Pence argues that his expansion of Medicaid is actually a victory for market-based principles because of concessions he won from the Obama administration providing the state more flexibility over the implementation of the program. But this is merely window dressing. Any plan that expands the Medicaid program imposes more costs on taxpayers, expands the federal role in healthcare and should be passionately opposed by those who care about the nation’s future. The Congressional Budget Office, in its latest report, said that the federal government will be spending $920 billion over a decade expanding Medicaid through Obamacare.
Klein adds that, while Pence likely caved to the pressure of interest groups like the hospital lobby, this major betrayal should have consequences if he decides to run as president. Let’s not forget that the Medicaid expansion comes on top of his support for Common Core and, now the news that he’s creating a state-run taxpayer-funded news service that “will make pre-written news stories available to Indiana media, as well as sometimes break news about his administration.” Oh boy.
This news is even more disappointing because Pence was one of the rare conservatives who stayed loyal to his free-market principles when he was in Congress during the Bush years.

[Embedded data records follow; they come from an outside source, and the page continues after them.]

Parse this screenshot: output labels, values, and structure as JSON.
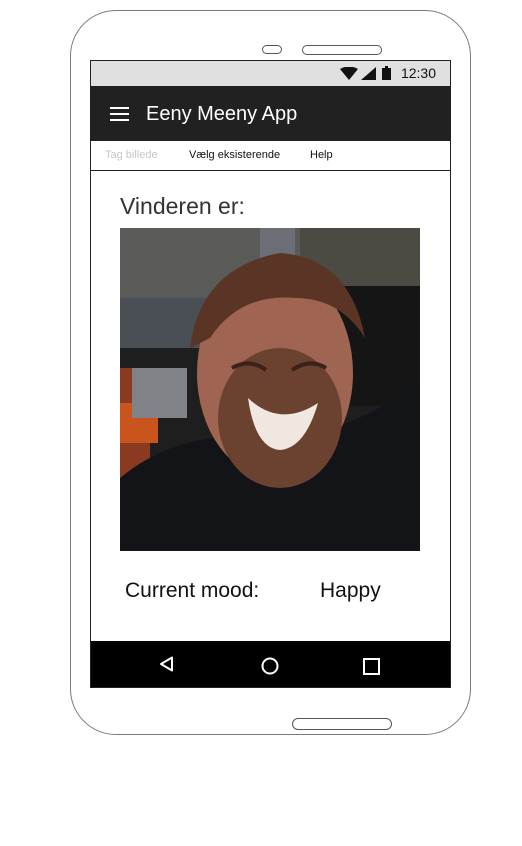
{
  "status_bar": {
    "time": "12:30",
    "icons": [
      "wifi-icon",
      "signal-icon",
      "battery-icon"
    ]
  },
  "app_bar": {
    "menu_icon": "hamburger-menu-icon",
    "title": "Eeny Meeny App"
  },
  "tabs": [
    {
      "label": "Tag billede",
      "state": "disabled"
    },
    {
      "label": "Vælg eksisterende",
      "state": "active"
    },
    {
      "label": "Help",
      "state": "normal"
    }
  ],
  "main": {
    "winner_label": "Vinderen er:",
    "photo_icon": "winner-photo",
    "mood_label": "Current mood:",
    "mood_value": "Happy"
  },
  "nav_bar": {
    "icons": [
      "back-triangle-icon",
      "home-circle-icon",
      "recent-square-icon"
    ]
  },
  "colors": {
    "app_bar": "#212121",
    "status_bar": "#e0e0e0",
    "nav_bar": "#000000",
    "disabled_tab_text": "#c6c6c6"
  }
}
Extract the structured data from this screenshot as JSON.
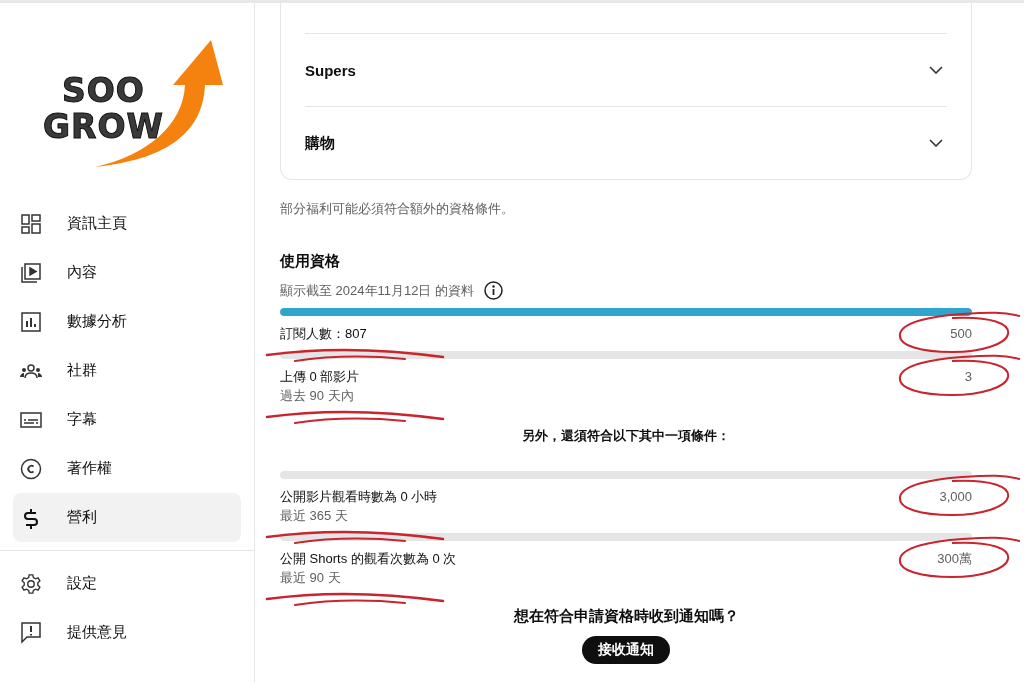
{
  "logo": {
    "lines": [
      "SOO",
      "GROW"
    ]
  },
  "sidebar": {
    "items": [
      {
        "label": "資訊主頁",
        "selected": false
      },
      {
        "label": "內容",
        "selected": false
      },
      {
        "label": "數據分析",
        "selected": false
      },
      {
        "label": "社群",
        "selected": false
      },
      {
        "label": "字幕",
        "selected": false
      },
      {
        "label": "著作權",
        "selected": false
      },
      {
        "label": "營利",
        "selected": true
      }
    ],
    "footer_items": [
      {
        "label": "設定"
      },
      {
        "label": "提供意見"
      }
    ]
  },
  "benefits": {
    "rows": [
      {
        "label": "Supers",
        "expanded": false
      },
      {
        "label": "購物",
        "expanded": false
      }
    ],
    "note": "部分福利可能必須符合額外的資格條件。"
  },
  "eligibility": {
    "title": "使用資格",
    "date_note": "顯示截至 2024年11月12日 的資料",
    "requirements": [
      {
        "label": "訂閱人數：807",
        "target": "500",
        "level": 1,
        "circled": true,
        "underlined": true
      },
      {
        "label": "上傳 0 部影片",
        "sublabel": "過去 90 天內",
        "target": "3",
        "level": 0,
        "circled": true,
        "underlined": true
      }
    ],
    "alternative_heading": "另外，還須符合以下其中一項條件：",
    "alternatives": [
      {
        "label": "公開影片觀看時數為 0 小時",
        "sublabel": "最近 365 天",
        "target": "3,000",
        "level": 0,
        "circled": true,
        "underlined": true
      },
      {
        "label": "公開 Shorts 的觀看次數為 0 次",
        "sublabel": "最近 90 天",
        "target": "300萬",
        "level": 0,
        "circled": true,
        "underlined": true
      }
    ],
    "notify_question": "想在符合申請資格時收到通知嗎？",
    "notify_button": "接收通知"
  }
}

He voted against No Child Left Behind and Medicare Part D, for instance, when so many of his colleagues went ahead and embraced bigger government policies in the name of politically driven compromise and government-induced competition.
As Klein concludes:
Myopic Republican governors think they can fool conservatives by gaining token concessions on what remains a government-run healthcare program and calling it “free market reform.” But the Obama administration is playing the long game, realizing that if it keeps adding beneficiaries to the books, big government liberalism wins.